2020, Semmler, Marie Luise, Bekeschus, Sander, Schäfer, Mirijam, Bernhardt, Thoralf, Fischer, Tobias, Witzke, Katharina, Seebauer, Christian, Rebl, Henrike, Grambow, Eberhard, Vollmar, Brigitte, Nebe, J. Barbara, Metelmann, Hans-Robert, Woedtke, Thomas von, Emmert, Steffen, Boeckmann, Lars

Recently, the potential use of cold atmospheric pressure plasma (CAP) in cancer treatment has gained increasing interest. Especially the enhanced selective killing of tumor cells compared to normal cells has prompted researchers to elucidate the molecular mechanisms for the efficacy of CAP in cancer treatment. This review summarizes the current understanding of how CAP triggers intracellular pathways that induce growth inhibition or cell death. We discuss what factors may contribute to the potential selectivity of CAP towards cancer cells compared to their non-malignant counterparts. Furthermore, the potential of CAP to trigger an immune response is briefly discussed. Finally, this overview demonstrates how these concepts bear first fruits in clinical applications applying CAP treatment in head and neck squamous cell cancer as well as actinic keratosis. Although significant progress towards understanding the underlying mechanisms regarding the efficacy of CAP in cancer treatment has been made, much still needs to be done with respect to different treatment conditions and comparison of malignant and non-malignant cells of the same cell type and same donor. Furthermore, clinical pilot studies and the assessment of systemic effects will be of tremendous importance towards bringing this innovative technology into clinical practice. © 2020 by the authors. Licensee MDPI, Basel, Switzerland.

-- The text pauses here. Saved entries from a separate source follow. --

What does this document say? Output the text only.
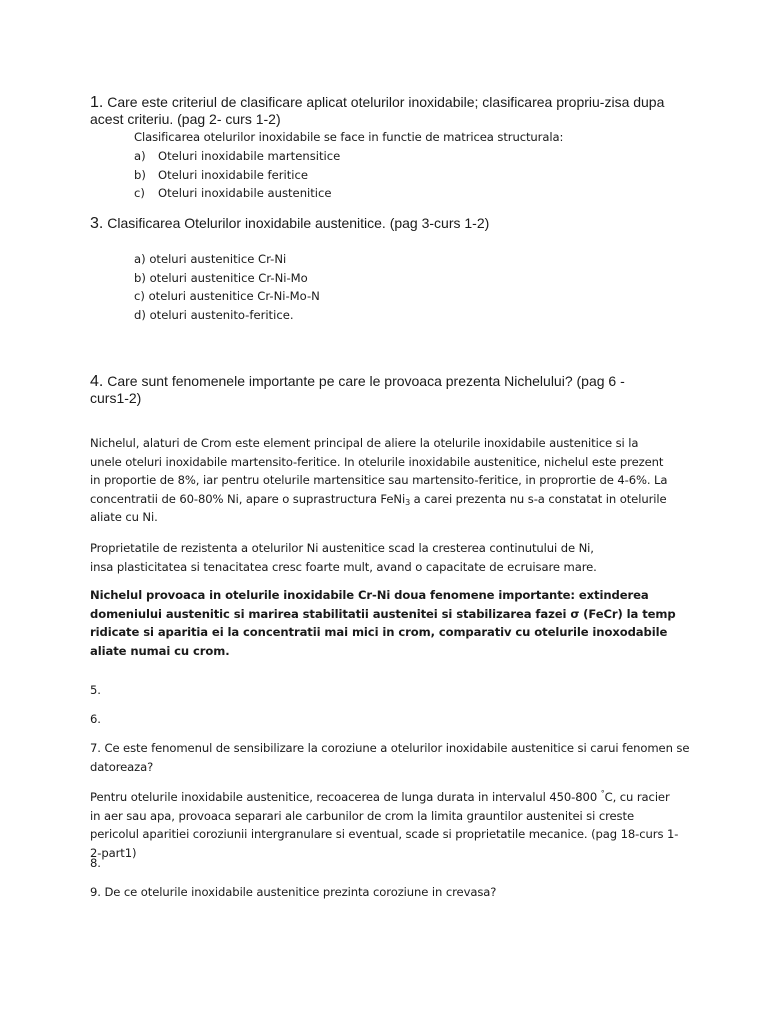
1. Care este criteriul de clasificare aplicat otelurilor inoxidabile; clasificarea propriu-zisa dupa acest criteriu. (pag 2- curs 1-2)
Clasificarea otelurilor inoxidabile se face in functie de matricea structurala:
a) Oteluri inoxidabile martensitice
b) Oteluri inoxidabile feritice
c) Oteluri inoxidabile austenitice
3. Clasificarea Otelurilor inoxidabile austenitice. (pag 3-curs 1-2)
a) oteluri austenitice Cr-Ni
b) oteluri austenitice Cr-Ni-Mo
c) oteluri austenitice Cr-Ni-Mo-N
d) oteluri austenito-feritice.
4. Care sunt fenomenele importante pe care le provoaca prezenta Nichelului? (pag 6 - curs1-2)
Nichelul, alaturi de Crom este element principal de aliere la otelurile inoxidabile austenitice si la unele oteluri inoxidabile martensito-feritice. In otelurile inoxidabile austenitice, nichelul este prezent in proportie de 8%, iar pentru otelurile martensitice sau martensito-feritice, in proprortie de 4-6%. La concentratii de 60-80% Ni, apare o suprastructura FeNi$_3$ a carei prezenta nu s-a constatat in otelurile aliate cu Ni.
Proprietatile de rezistenta a otelurilor Ni austenitice scad la cresterea continutului de Ni, insa plasticitatea si tenacitatea cresc foarte mult, avand o capacitate de ecruisare mare.
Nichelul provoaca in otelurile inoxidabile Cr-Ni doua fenomene importante: extinderea domeniului austenitic si marirea stabilitatii austenitei si stabilizarea fazei σ (FeCr) la temp ridicate si aparitia ei la concentratii mai mici in crom, comparativ cu otelurile inoxodabile aliate numai cu crom.
5.
6.
7. Ce este fenomenul de sensibilizare la coroziune a otelurilor inoxidabile austenitice si carui fenomen se datoreaza?
Pentru otelurile inoxidabile austenitice, recoacerea de lunga durata in intervalul 450-800 °C, cu racier in aer sau apa, provoaca separari ale carbunilor de crom la limita grauntilor austenitei si creste pericolul aparitiei coroziunii intergranulare si eventual, scade si proprietatile mecanice. (pag 18-curs 1-2-part1)
8.
9. De ce otelurile inoxidabile austenitice prezinta coroziune in crevasa?
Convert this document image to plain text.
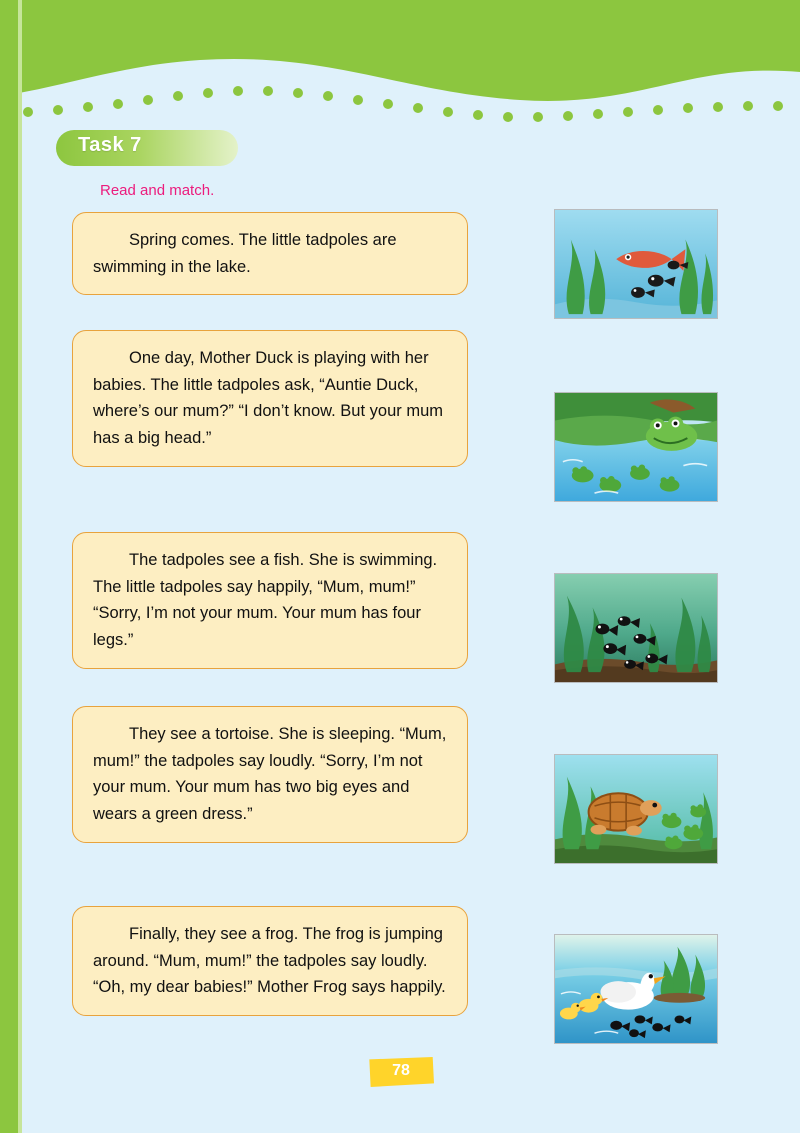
Task 7
Read and match.
Spring comes. The little tadpoles are swimming in the lake.
One day, Mother Duck is playing with her babies. The little tadpoles ask, “Auntie Duck, where’s our mum?” “I don’t know. But your mum has a big head.”
The tadpoles see a fish. She is swimming. The little tadpoles say happily, “Mum, mum!” “Sorry, I’m not your mum. Your mum has four legs.”
They see a tortoise. She is sleeping. “Mum, mum!” the tadpoles say loudly. “Sorry, I’m not your mum. Your mum has two big eyes and wears a green dress.”
Finally, they see a frog. The frog is jumping around. “Mum, mum!” the tadpoles say loudly. “Oh, my dear babies!” Mother Frog says happily.
78
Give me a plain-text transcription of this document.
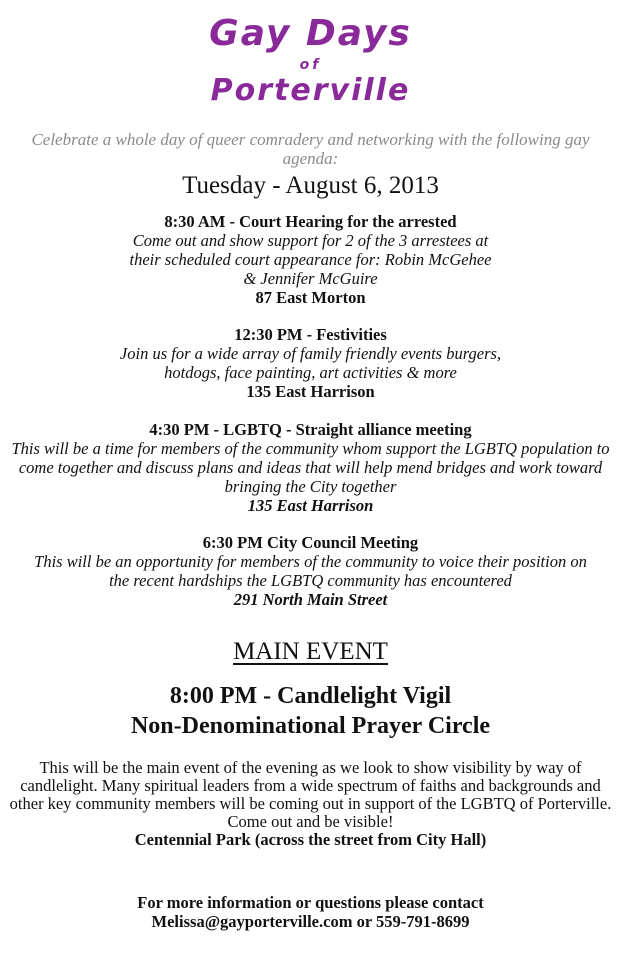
Gay Days
of
Porterville
Celebrate a whole day of queer comradery and networking with the following gay agenda:
Tuesday - August 6, 2013
8:30 AM - Court Hearing for the arrested
Come out and show support for 2 of the 3 arrestees at their scheduled court appearance for: Robin McGehee & Jennifer McGuire
87 East Morton
12:30 PM - Festivities
Join us for a wide array of family friendly events burgers, hotdogs, face painting, art activities & more
135 East Harrison
4:30 PM - LGBTQ - Straight alliance meeting
This will be a time for members of the community whom support the LGBTQ population to come together and discuss plans and ideas that will help mend bridges and work toward bringing the City together
135 East Harrison
6:30 PM City Council Meeting
This will be an opportunity for members of the community to voice their position on the recent hardships the LGBTQ community has encountered
291 North Main Street
MAIN EVENT
8:00 PM - Candlelight Vigil
Non-Denominational Prayer Circle
This will be the main event of the evening as we look to show visibility by way of candlelight. Many spiritual leaders from a wide spectrum of faiths and backgrounds and other key community members will be coming out in support of the LGBTQ of Porterville. Come out and be visible!
Centennial Park (across the street from City Hall)
For more information or questions please contact
Melissa@gayporterville.com or 559-791-8699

2021, Saadati, Fariba, Moritz, Juliane, Berner, Julia, Freund, Eric, Miebach, Lea, Helfrich, Iris, Stoffels, Ingo, Emmert, Steffen, Bekeschus, Sander

Reactive oxygen species (ROS) have been subject of increasing interest in the pathophysiology and therapy of cancers in recent years. In skin cancer, ROS are involved in UV-induced tumorigenesis and its targeted treatment via, e.g., photodynamic therapy. Another recent technology for topical ROS generation is cold physical plasma, a partially ionized gas expelling dozens of reactive species onto its treatment target. Gas plasma technology is accredited for its wound-healing abilities in Europe, and current clinical evidence suggests that it may have beneficial effects against actinic keratosis. Since the concept of hormesis dictates that low ROS levels perform signaling functions, while high ROS levels cause damage, we investigated herein the antitumor activity of gas plasma in non-melanoma skin cancer. In vitro, gas plasma exposure diminished the metabolic activity, preferentially in squamous cell carcinoma cell (SCC) lines compared to non-malignant HaCaT cells. In patient-derived basal cell carcinoma (BCC) and SCC samples treated with gas plasma ex vivo, increased apoptosis was found in both cancer types. Moreover, the immunomodulatory actions of gas plasma treatment were found affecting, e.g., the expression of CD86 and the number of regulatory T-cells. The supernatants of these ex vivo cultured tumors were quantitatively screened for cytokines, chemokines, and growth factors, identifying CCL5 and GM-CSF, molecules associated with skin cancer metastasis, to be markedly decreased. These findings suggest gas plasma treatment to be an interesting future technology for non-melanoma skin cancer topical therapy.